I would like to add buttons to make the controls more user friendly, but for now we are stuck with keyboard controls. The barrier at the edge of the screen (w) will shrink or expand as you zoom (-/+). If any bodies are outside the viewport, turning the barrier on will project them back into the viewport by a series of reflections. Currently, there is no model for collision. The "bounces" on the barrier are simple reflections. As far as gravity is concerned, the bodies are modeled as spheres, and the gravitational force is adjusted accordingly when two bodies intersect (the calculation of which can be found here). Currently, there are two predefined systems that you can cycle through (a/d) and spawn (s) -- videos found here. You can follow their example to add your own system to the spawn cycle (at the top of the source code). Eventually I will make this more convenient by adding a save/load feature, but in the meantime be sure to save your systems locally to your machine. If you reload the page they will be gone! I also encourage you to share any systems you create by putting the code into a Gist and linking to it in a comment.

I made this app to stress test the Paper library as well as to start building the foundation of a basic 2D physics engine. The predictable stable orbits, fast relative speeds, ODE stiffness, and expected conservation of energy all make an n-body simulator great for bringing a physics engine to its knees. Indeed, even the 8th order symplectic method needs a smaller timestep when two massive bodies are intersecting (one of the reasons I made the radii so large). Eventually I would like to add more integrators and an ability for substepping (fixed and adaptive). It would be interesting to compare an adaptive Runge-Kutta scheme to the symplectic integrators. Or test the practicality of using automatic-differentiation in an implicit scheme. The details about the implemented symplectic integrators can be found on wikpedia. I specifically used the 3rd and 4th references listed on the page: [Forest and Ruth, 1990] and [Yoshida, 1990].
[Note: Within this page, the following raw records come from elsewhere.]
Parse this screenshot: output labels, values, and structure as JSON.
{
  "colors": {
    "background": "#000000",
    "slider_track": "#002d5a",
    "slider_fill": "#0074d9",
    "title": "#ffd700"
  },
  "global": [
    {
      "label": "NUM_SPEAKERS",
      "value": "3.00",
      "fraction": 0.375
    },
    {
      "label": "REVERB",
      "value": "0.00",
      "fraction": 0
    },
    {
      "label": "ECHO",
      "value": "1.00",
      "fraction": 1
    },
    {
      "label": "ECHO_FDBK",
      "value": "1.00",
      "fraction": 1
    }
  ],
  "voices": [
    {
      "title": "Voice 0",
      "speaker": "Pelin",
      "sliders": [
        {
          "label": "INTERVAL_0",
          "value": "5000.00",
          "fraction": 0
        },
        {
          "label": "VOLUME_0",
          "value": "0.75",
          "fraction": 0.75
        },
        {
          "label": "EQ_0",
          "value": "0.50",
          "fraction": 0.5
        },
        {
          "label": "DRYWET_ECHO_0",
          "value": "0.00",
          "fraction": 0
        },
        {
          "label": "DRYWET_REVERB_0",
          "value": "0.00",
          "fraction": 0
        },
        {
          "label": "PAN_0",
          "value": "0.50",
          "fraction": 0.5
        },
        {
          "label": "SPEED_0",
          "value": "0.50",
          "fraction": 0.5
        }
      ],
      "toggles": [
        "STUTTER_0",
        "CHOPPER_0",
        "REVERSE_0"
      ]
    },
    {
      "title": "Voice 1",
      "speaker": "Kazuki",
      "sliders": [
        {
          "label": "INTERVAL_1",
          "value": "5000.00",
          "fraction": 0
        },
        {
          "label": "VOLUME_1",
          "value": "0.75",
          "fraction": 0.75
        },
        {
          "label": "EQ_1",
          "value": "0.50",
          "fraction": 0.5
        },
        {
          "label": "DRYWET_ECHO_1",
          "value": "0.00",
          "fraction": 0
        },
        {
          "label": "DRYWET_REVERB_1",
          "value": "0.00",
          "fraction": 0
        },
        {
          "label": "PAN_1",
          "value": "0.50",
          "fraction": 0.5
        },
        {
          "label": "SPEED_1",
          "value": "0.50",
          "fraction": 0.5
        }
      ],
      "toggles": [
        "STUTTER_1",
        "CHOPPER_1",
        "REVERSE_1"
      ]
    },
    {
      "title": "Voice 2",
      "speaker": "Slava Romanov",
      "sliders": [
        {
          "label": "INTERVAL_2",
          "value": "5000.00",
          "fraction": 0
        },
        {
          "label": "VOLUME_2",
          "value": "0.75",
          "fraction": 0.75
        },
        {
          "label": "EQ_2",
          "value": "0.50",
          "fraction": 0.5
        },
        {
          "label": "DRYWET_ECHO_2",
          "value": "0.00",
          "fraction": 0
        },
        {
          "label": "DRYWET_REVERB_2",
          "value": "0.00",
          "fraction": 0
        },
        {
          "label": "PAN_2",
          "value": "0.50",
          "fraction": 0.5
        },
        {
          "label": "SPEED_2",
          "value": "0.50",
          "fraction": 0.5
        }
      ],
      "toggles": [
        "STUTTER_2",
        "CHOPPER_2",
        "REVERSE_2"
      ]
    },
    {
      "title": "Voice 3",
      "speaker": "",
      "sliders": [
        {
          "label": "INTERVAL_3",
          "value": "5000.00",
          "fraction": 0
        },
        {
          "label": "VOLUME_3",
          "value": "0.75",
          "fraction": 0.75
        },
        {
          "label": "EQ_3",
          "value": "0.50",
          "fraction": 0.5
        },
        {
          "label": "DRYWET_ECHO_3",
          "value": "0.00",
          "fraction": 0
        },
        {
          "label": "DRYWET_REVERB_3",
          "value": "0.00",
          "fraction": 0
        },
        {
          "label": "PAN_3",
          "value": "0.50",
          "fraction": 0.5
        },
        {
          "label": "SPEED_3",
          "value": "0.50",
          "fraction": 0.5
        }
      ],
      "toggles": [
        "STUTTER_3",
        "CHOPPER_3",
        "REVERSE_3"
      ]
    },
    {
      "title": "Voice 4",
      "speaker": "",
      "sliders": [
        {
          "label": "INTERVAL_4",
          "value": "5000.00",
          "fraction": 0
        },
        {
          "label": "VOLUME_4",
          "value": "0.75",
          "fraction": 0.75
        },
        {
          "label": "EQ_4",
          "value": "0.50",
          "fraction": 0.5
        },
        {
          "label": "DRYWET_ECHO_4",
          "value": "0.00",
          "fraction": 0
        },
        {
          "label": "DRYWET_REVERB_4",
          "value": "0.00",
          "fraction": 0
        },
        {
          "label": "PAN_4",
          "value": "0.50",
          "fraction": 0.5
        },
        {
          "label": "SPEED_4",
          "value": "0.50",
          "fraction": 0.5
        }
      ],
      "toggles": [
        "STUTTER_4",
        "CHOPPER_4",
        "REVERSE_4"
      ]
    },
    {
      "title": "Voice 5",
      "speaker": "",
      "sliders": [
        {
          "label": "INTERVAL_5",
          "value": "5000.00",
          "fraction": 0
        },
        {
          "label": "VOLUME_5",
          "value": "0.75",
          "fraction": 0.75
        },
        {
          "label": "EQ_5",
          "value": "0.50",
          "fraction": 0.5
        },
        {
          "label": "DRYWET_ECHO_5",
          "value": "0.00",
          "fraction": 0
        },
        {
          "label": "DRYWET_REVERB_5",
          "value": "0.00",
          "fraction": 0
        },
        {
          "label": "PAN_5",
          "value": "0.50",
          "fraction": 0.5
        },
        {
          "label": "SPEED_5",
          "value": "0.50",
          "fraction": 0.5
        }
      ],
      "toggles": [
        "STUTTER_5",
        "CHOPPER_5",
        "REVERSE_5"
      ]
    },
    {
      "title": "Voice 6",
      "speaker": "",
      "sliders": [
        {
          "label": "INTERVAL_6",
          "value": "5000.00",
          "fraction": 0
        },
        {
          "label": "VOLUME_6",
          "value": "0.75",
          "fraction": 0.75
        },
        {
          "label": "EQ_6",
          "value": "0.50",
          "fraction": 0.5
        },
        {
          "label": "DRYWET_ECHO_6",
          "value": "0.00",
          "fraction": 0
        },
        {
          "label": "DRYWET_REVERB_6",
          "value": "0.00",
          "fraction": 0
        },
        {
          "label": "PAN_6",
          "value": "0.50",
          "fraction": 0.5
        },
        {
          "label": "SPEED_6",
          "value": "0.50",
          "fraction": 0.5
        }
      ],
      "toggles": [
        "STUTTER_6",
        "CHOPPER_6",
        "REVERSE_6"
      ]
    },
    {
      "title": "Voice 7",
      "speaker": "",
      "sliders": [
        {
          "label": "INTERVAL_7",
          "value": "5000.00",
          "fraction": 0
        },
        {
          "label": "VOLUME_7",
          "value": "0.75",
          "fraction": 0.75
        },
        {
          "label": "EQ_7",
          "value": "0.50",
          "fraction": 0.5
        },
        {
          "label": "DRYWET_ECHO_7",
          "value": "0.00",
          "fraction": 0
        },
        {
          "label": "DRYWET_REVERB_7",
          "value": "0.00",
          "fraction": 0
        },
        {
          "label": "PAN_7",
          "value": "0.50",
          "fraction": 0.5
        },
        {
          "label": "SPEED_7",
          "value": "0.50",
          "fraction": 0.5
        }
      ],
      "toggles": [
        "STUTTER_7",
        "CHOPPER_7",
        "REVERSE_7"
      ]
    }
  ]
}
It is quite difficult to make collision robust in an n-body sim. Most other gravity toys you see on the web handle collision by simply checking if any circles are overlapping at the end of each frame. The smaller body then gets swallowed by the larger one and the velocity gets updated so as to conserve momentum (I personally don't think this is very fun). The problem is that any two bodies often have a large relative speed. They then jump over each other from one frame to the next and the collision test fails. So we would need continuous collision detection, which can be quite slow when implemented to work with multi-step integrators. Indeed, enforcing collision constraints would more than double the computation time of the symplectic integrators already implemented. It would be interesting to test the practicality of a collision-detection system using a marching algorithm in conjunction with a space-localization technique (eg. a dynamic quadtree). In any case, that is a test for down the road.